God is like that.  When we try to understand his behavior in our lives or in the Bible, we need to take into account his different-ness, and stop treating him like he has to be isotropic. In different times of history--like different places on the bone--God behaves differently, with different amounts of force, mercy, and justice, not because he is unreliable, but because that way he can best support His Body and the Body of Christ, with the least loss.  Sometimes, we think him excessively violent. Sometimes we think him unfair.  But it's not like he's throwing away morality any more than the bone throws away reliability.  He simply has a much more complex job in history than we do. Just as bone shouldn't become isotropic just to fit our analysis (good Lord that would destroy your body), God should not have to submit himself to our rules about morality or who he can and cannot kill or whether or not he showed himself physically to us then and doesn't now or WHATEVER.

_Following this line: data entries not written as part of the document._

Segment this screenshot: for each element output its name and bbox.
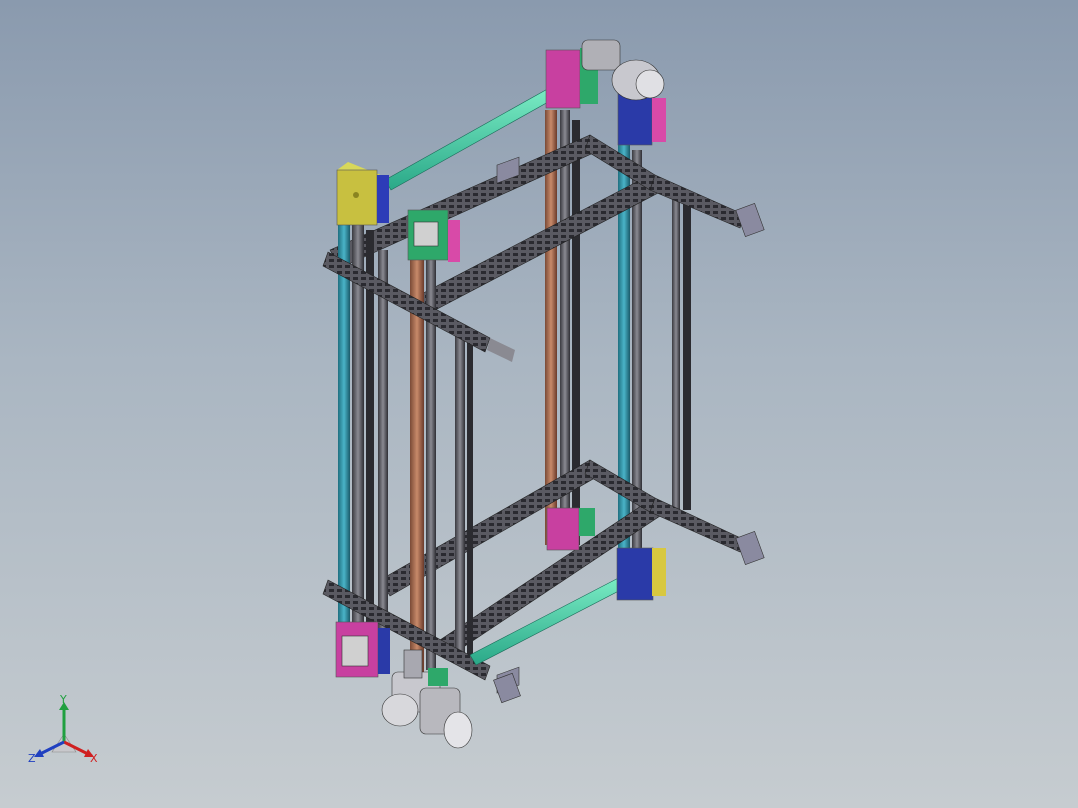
z-axis-label: Z [28, 752, 36, 765]
cad-model-view[interactable] [0, 0, 1078, 808]
3d-viewport[interactable]: Y X Z [0, 0, 1078, 808]
top-left-bearing-block [336, 162, 389, 226]
y-axis-label: Y [59, 694, 67, 706]
top-front-bearing-block [407, 209, 460, 262]
bottom-left-bearing-block [335, 621, 390, 678]
x-axis-label: X [90, 752, 98, 765]
orientation-triad[interactable]: Y X Z [22, 694, 106, 774]
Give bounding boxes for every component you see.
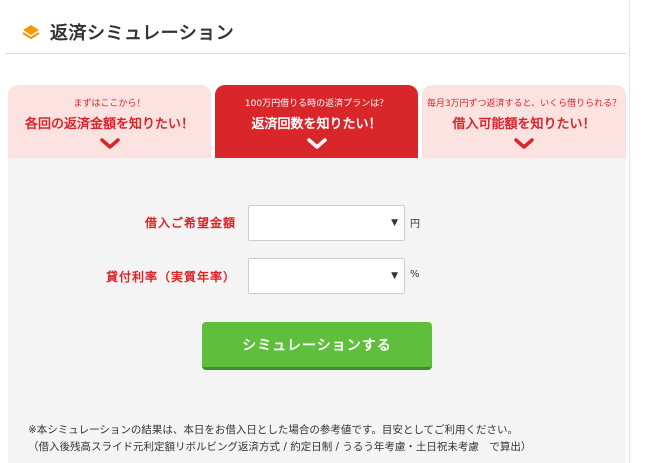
simulation-tabs: まずはここから！ 各回の返済金額を知りたい！ 100万円借りる時の返済プランは？… (8, 85, 626, 158)
loan-amount-select[interactable]: ▼ (248, 205, 405, 241)
loan-amount-unit: 円 (410, 219, 420, 230)
calculation-method-note: （借入後残高スライド元利定額リボルビング返済方式 / 約定日制 / うるう年考慮… (28, 441, 532, 453)
interest-rate-label: 貸付利率（実質年率） (105, 270, 236, 284)
interest-rate-select[interactable]: ▼ (248, 258, 405, 294)
dropdown-arrow-icon: ▼ (391, 218, 398, 228)
simulation-form-panel (8, 158, 626, 463)
tab-subtitle: まずはここから！ (73, 99, 146, 109)
interest-rate-unit: % (410, 269, 420, 280)
tab-borrowable-amount[interactable]: 毎月3万円ずつ返済すると、いくら借りられる？ 借入可能額を知りたい！ (422, 85, 626, 158)
tab-title: 借入可能額を知りたい！ (452, 117, 596, 132)
disclaimer-note: ※本シミュレーションの結果は、本日をお借入日とした場合の参考値です。目安としてご… (28, 424, 519, 436)
layers-icon (20, 21, 42, 43)
tab-title: 各回の返済金額を知りたい！ (24, 117, 194, 132)
chevron-down-icon (99, 138, 120, 149)
simulation-page: 返済シミュレーション まずはここから！ 各回の返済金額を知りたい！ 100万円借… (0, 0, 630, 463)
dropdown-arrow-icon: ▼ (391, 271, 398, 281)
tab-repayment-count[interactable]: 100万円借りる時の返済プランは？ 返済回数を知りたい！ (215, 85, 418, 158)
tab-title: 返済回数を知りたい！ (251, 117, 382, 132)
simulate-button[interactable]: シミュレーションする (202, 322, 432, 370)
loan-amount-label: 借入ご希望金額 (144, 216, 236, 230)
page-border (629, 0, 630, 463)
tab-subtitle: 100万円借りる時の返済プランは？ (244, 99, 389, 109)
tab-repayment-amount[interactable]: まずはここから！ 各回の返済金額を知りたい！ (8, 85, 211, 158)
section-title: 返済シミュレーション (50, 22, 235, 44)
tab-subtitle: 毎月3万円ずつ返済すると、いくら借りられる？ (426, 99, 622, 109)
chevron-down-icon (514, 138, 534, 149)
chevron-down-icon (306, 138, 327, 149)
section-heading: 返済シミュレーション (6, 10, 626, 54)
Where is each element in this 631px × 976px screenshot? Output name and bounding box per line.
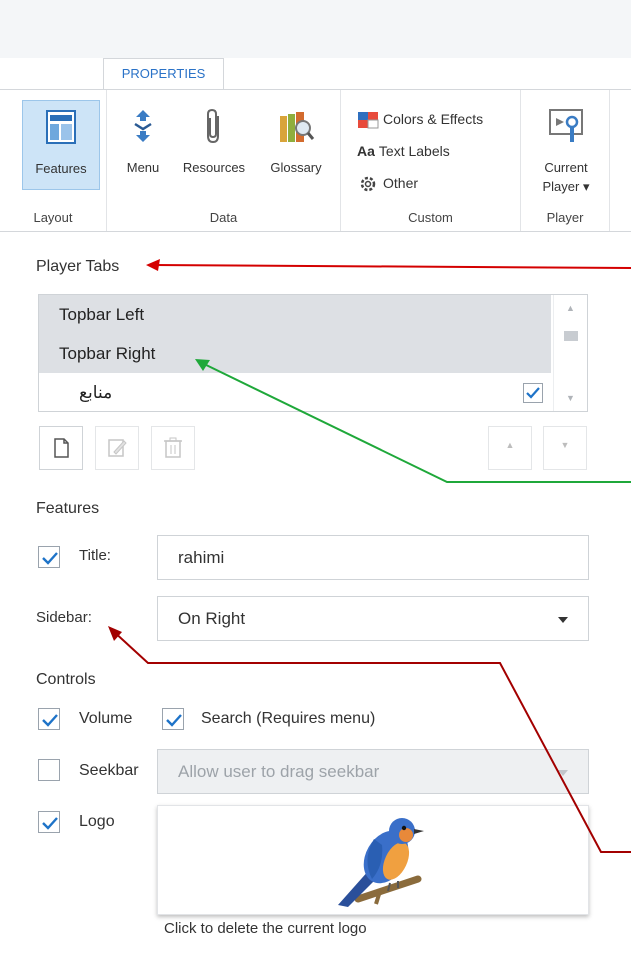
dark-red-arrowhead-icon (108, 626, 122, 641)
red-arrowhead-icon (146, 259, 160, 271)
annotation-arrows (108, 259, 631, 853)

Many of you have heard the slogan "don't put God in a box." Quite frankly, something that infinite would require a large, large box, and God does not let himself be boxed. So the slogan really ought to be, "don't even try to put God in a box," because when you try, you merely break the box.  People sometimes get mad when God breaks their boxes, especially with the way he breaks some serious modern boxes in the Old Testament.  In our nice little moralities or pleasures or what have you, when God breaks our sets of rules he has committed sacrilege against our beliefs of right and wrong.  God has committed blasphemy against what we really worship.

And you better bet he's going to do it as much as he can until he's broken every box in the Universe. Some boxes he welds back together, others he melts down. Yet ultimately, God makes the boxes in this Universe, not you and me.

All scientific information in this post from BME 2220, my Biomechanics class at UVA.